Avec les années, le changement climatique et la lutte pour la défense de l’environnement sont devenus des questions politiques et sociales sensibles en raison des inégalités socio-économiques qu’elles exacerbent. En Amérique latine, des activistes autochtones perdent la vie dans l’ombre dans une bataille climatique oubliée par les médias.

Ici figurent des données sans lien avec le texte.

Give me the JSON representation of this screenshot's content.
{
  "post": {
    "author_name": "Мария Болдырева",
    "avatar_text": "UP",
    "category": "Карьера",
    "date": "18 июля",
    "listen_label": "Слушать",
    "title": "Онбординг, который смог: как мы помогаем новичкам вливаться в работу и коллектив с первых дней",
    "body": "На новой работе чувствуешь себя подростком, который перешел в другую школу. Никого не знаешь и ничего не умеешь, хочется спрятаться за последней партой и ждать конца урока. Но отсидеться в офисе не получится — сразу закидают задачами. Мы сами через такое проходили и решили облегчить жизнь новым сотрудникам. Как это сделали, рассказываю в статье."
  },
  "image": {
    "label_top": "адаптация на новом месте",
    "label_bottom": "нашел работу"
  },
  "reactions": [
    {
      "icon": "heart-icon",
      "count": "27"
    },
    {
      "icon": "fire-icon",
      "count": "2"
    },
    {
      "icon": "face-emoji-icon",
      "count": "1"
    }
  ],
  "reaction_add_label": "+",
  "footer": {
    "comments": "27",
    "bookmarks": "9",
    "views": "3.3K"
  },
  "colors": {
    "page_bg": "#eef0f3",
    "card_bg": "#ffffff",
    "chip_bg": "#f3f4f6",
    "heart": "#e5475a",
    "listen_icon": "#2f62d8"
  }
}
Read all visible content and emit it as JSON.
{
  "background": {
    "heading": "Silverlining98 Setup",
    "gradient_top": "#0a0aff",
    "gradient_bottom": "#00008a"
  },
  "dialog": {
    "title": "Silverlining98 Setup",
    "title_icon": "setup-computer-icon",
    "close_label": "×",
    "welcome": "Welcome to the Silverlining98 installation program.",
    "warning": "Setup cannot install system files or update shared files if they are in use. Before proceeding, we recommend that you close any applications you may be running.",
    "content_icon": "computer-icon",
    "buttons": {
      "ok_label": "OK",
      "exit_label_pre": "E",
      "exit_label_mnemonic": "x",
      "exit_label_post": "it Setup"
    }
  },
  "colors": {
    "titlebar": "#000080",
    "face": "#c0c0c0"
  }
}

En effet, comme le démontrent des nombreux rapports du Groupe d’Experts Intergouvernemental sur l’évolution du Climat (GIEC), les êtres humains sont directement responsables du réchauffement de la planète et de la destruction de la biodiversité. Généralement, surtout dans l’hémisphère sud, cette détérioration environnementale est souvent précipitée par l’établissement d’économies extractives (c’est-à-dire des plans économiques qui visent à extraire des ressources naturelles pour les revendre dans le marché), comme des projets miniers, énergétiques ou forestiers. Ce processus  d’extraction de ressources premières s’inscrit dans un héritage colonial, où les colonisateurs donnaient une valeur matérielle aux territoires, notamment par l’abondance de ressources minérales (argent, or, lithium), énergétiques (pétrole, gaz naturel et énergie hydraulique), forestières et agro-industrielles dans le continent latino-américain. Aujourd’hui, cette exploitation se poursuit via non seulement l’infiltration de grandes sociétés transnationales ou locales, mais aussi via l’ouverture économique de ces pays aux investissements internationaux. Il s’agit donc d’une nouvelle forme de colonisation économique : des entreprises comme Canadian Gold Corp, Monsanto (États-Unis), Sinohydro (Chine) et Cargill (États-Unis) prennent un nouvel espace et contrôlent des millions d’hectares du sol latino-américain. Par exemple, 13,5% du territoire mexicain se trouve contrôlé par des compagnies minières, dont 161 d’entre elles sont canadiennes.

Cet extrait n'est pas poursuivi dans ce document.